Methods: Demographic, clinical and laboratorial parameters were studied in 124 patients 12 years and older with FSGS, subdivided in sFSGS (n=89) and fFSGS (n=35).
Results: General and clinical features were similar, as well as serum creatinine at disease presentation. Proteinuria levels were more frequently ≥ 3g/day in sFSGS (63.8%) than in fFSGS (44%, p=0.080), and serum albumin levels were < 3.0 g/dL in 45.8% and 20%, respectively (p=0.046). The groups were statistically different regarding steroid resistance, corresponding to 60% in sFSGS and 100% in fFSGS (p=0.001).

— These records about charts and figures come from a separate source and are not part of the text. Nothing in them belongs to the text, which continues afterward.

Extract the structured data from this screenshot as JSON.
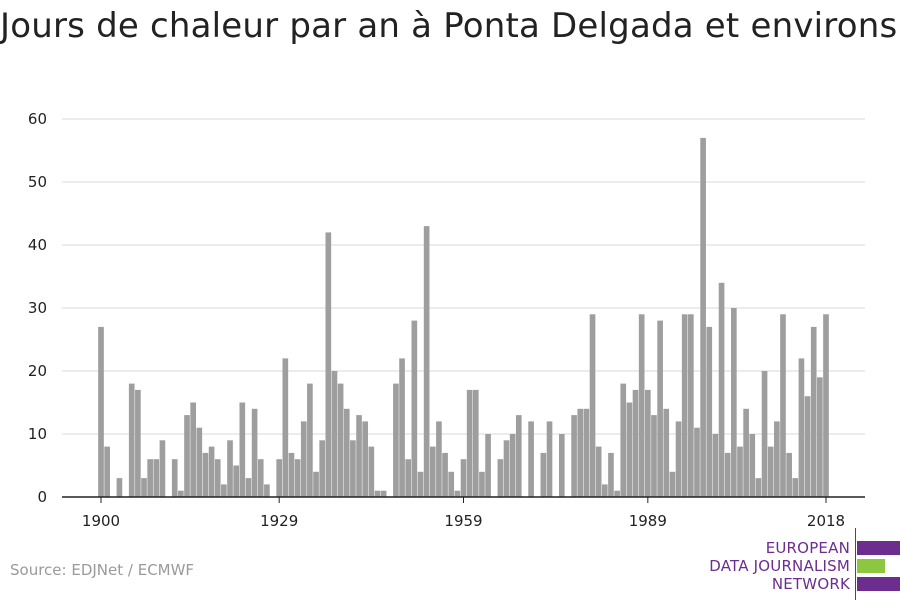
{
  "header": {
    "title": "Jours de chaleur par an à Ponta Delgada et environs"
  },
  "footer": {
    "source": "Source: EDJNet / ECMWF"
  },
  "logo": {
    "line1": "EUROPEAN",
    "line2": "DATA JOURNALISM",
    "line3": "NETWORK",
    "color_primary": "#6c2d8f",
    "color_accent": "#8dc63f"
  },
  "colors": {
    "bar": "#9e9e9e",
    "grid": "#d9d9d9",
    "axis": "#222222"
  },
  "chart_data": {
    "type": "bar",
    "title": "Jours de chaleur par an à Ponta Delgada et environs",
    "xlabel": "",
    "ylabel": "",
    "ylim": [
      0,
      60
    ],
    "yticks": [
      0,
      10,
      20,
      30,
      40,
      50,
      60
    ],
    "xticks": [
      1900,
      1929,
      1959,
      1989,
      2018
    ],
    "grid": true,
    "x": [
      1900,
      1901,
      1902,
      1903,
      1904,
      1905,
      1906,
      1907,
      1908,
      1909,
      1910,
      1911,
      1912,
      1913,
      1914,
      1915,
      1916,
      1917,
      1918,
      1919,
      1920,
      1921,
      1922,
      1923,
      1924,
      1925,
      1926,
      1927,
      1928,
      1929,
      1930,
      1931,
      1932,
      1933,
      1934,
      1935,
      1936,
      1937,
      1938,
      1939,
      1940,
      1941,
      1942,
      1943,
      1944,
      1945,
      1946,
      1947,
      1948,
      1949,
      1950,
      1951,
      1952,
      1953,
      1954,
      1955,
      1956,
      1957,
      1958,
      1959,
      1960,
      1961,
      1962,
      1963,
      1964,
      1965,
      1966,
      1967,
      1968,
      1969,
      1970,
      1971,
      1972,
      1973,
      1974,
      1975,
      1976,
      1977,
      1978,
      1979,
      1980,
      1981,
      1982,
      1983,
      1984,
      1985,
      1986,
      1987,
      1988,
      1989,
      1990,
      1991,
      1992,
      1993,
      1994,
      1995,
      1996,
      1997,
      1998,
      1999,
      2000,
      2001,
      2002,
      2003,
      2004,
      2005,
      2006,
      2007,
      2008,
      2009,
      2010,
      2011,
      2012,
      2013,
      2014,
      2015,
      2016,
      2017,
      2018
    ],
    "values": [
      27,
      8,
      0,
      3,
      0,
      18,
      17,
      3,
      6,
      6,
      9,
      0,
      6,
      1,
      13,
      15,
      11,
      7,
      8,
      6,
      2,
      9,
      5,
      15,
      3,
      14,
      6,
      2,
      0,
      6,
      22,
      7,
      6,
      12,
      18,
      4,
      9,
      42,
      20,
      18,
      14,
      9,
      13,
      12,
      8,
      1,
      1,
      0,
      18,
      22,
      6,
      28,
      4,
      43,
      8,
      12,
      7,
      4,
      1,
      6,
      17,
      17,
      4,
      10,
      0,
      6,
      9,
      10,
      13,
      0,
      12,
      0,
      7,
      12,
      0,
      10,
      0,
      13,
      14,
      14,
      29,
      8,
      2,
      7,
      1,
      18,
      15,
      17,
      29,
      17,
      13,
      28,
      14,
      4,
      12,
      29,
      29,
      11,
      57,
      27,
      10,
      34,
      7,
      30,
      8,
      14,
      10,
      3,
      20,
      8,
      12,
      29,
      7,
      3,
      22,
      16,
      27,
      19,
      29
    ]
  }
}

Conclusions: The studied groups were clinically similar, except that proteinuria tended to be higher (nephrotic range) and serum albumin was lower in sFSGS vs. fFSGS. In addition, all treated fFSGS patients were steroid resistant. At presentation it is important to characterize if the patient has fFSGS, that will contribute to further disease management, and disease history will be the first clue for such differential diagnosis.